Under the plan, the defendant had two working days, to wit: Thursday, August 21, and Friday, August 22, to issue a policy or binder effective 12:01 a.m., Saturday, August 23, 1952. It did not do so. The failure to do so resulted from a mistake of law rather than one of fact and does not defeat the plaintiffs’ right to a reformation (Civ. Prac.
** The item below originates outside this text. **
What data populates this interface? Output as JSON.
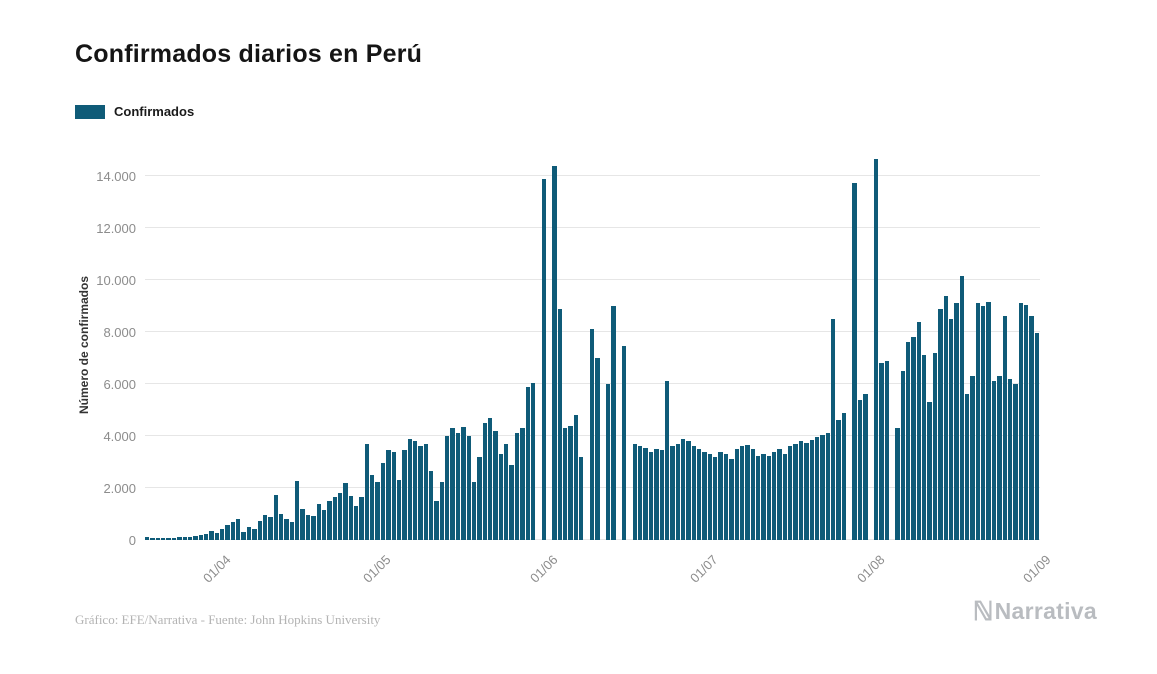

Act, § 112-f).

In view of all the foregoing, I find and decide that the plaintiffs have proved their causes of action by clear, convincing and credible evidence and that they are entitled to have the effective date of the policy or binder issued to William L. Kaezmarek, the motorist, changed to 12:01 a.m., August 23, 1952. I also find and decide from the facts established by clear, convincing and credible evidence, that the motorist William L. Kaezmarek instituted and conducted bankruptcy proceedings in which he listed the judgments secured against him by the Beemans in this action and has been duly discharged therefrom; that Kaezmarek had informed the defendant insurance company of the commencement of the Beeman lawsuits and had given the defendant an opportunity to appear for him and defend the suits; that the defendant company failed and refused to do so; that the lawsuits resulted in judgments in favor of the Beemans, of which notices and copies thereof were given to the defendant; that all of the preliminary procedures required to be carried out by the plaintiffs herein had been performed by them or in their behalf before these actions were instituted against the defendant; that no part of either of the judgments has been paid and that the plaintiffs are entitled to judgments against the defendant (a) for the correction or reformation of the effective date of the policy or binder issued to William L. Kaezmarek, from 12:01 a.m., August 26 (Monday), 1952 to 12:01 a.m., August 23 (Saturday), 1952, and (b) for judgments for money damages against the defendant in accordance with the terms and provisions of the policy or binder, corrected as follows:

*306 Clista G. Beeman Estate

Limit of bodily injury liability.................... $10,000.00

(Policy conditions paragraph 3)

Supplementary payments under paragraph II (c) of insuring agreements:

Interest on full amount of judgment of $21,260.50 from September 4,1957 (date of judgment) to July

19,1961 — three years ten and one-half months.... 4,945.04

Costs awarded by judgment...................... 51.00

Total to Clista C. Beeman Estate to July 19,1961.... $14,996.04

Henry J. Beeman Estate

Limit of liability for bodily injury (amount of judgment) ........................................ $6,660.04

Interest on judgment from September 4, 1957 (date of judgment) to July 19,1961 — three years ten and

one-half months............................... 1,548.45

Costs awarded by judgment...................... 51.00

Total award to Henry J. Beeman Estate to July 19,

1961 ......................................... $8,259.49

In addition, plaintiffs are entitled to costs and disbursements.